Seketika Altharazka menjadi bingung kenapa dirinya ditolak mentah-mentah oleh Ibunya Alona. Pun kala itu, Alona sendiri yang hanya bisa menundukkan wajahnya. Alona juga tidak bisa memberikan sanggahan kepada Ibunya.


"Sudah, Alona ... berangkatlah ke sekolah sebelum terlambat."

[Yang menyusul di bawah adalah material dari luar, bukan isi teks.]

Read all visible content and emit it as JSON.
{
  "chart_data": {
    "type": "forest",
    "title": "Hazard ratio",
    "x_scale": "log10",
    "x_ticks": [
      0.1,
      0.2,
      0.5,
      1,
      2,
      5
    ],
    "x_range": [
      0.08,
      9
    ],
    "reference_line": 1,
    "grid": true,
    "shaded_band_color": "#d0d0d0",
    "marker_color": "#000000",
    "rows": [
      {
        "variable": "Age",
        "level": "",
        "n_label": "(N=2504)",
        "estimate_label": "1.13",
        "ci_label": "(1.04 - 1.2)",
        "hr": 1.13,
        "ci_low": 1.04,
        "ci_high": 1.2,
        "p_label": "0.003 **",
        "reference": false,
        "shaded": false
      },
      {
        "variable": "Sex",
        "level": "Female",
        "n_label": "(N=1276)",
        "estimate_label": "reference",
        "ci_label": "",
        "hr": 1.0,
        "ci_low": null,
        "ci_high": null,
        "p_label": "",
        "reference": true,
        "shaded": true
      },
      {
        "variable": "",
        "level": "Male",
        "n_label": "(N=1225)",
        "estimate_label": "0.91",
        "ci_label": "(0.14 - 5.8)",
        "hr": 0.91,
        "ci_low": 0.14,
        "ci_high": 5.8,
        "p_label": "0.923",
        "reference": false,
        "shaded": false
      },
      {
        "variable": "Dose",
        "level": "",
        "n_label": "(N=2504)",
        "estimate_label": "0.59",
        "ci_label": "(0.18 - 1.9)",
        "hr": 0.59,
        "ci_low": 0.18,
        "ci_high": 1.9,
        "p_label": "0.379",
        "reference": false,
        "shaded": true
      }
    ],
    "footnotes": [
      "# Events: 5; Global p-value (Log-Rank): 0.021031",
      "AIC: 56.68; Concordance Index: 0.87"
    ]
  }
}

Usai berkata itu, Ibunya Alona pun pergi. Sementara Alona menganggukkan dan melangkahkan kakinya. Dia meninggalkan Razka yang masih berdiri di dekat sepeda motornya. Alona adalah anak yang taat dan berbakti dengan orang tuanya, karena itu Alona memilih berjalan menuju ke halte bus dan menunggu Bus Trans Jakarta akan datang. Walau Alona tidak enak hati dengan Razka. Akan tetapi, sudah ada penegasan dari Ibunya. Yang Alona lakukan adalah hanya bisa melakukan apa yang diucapkan kedua orang tuanya.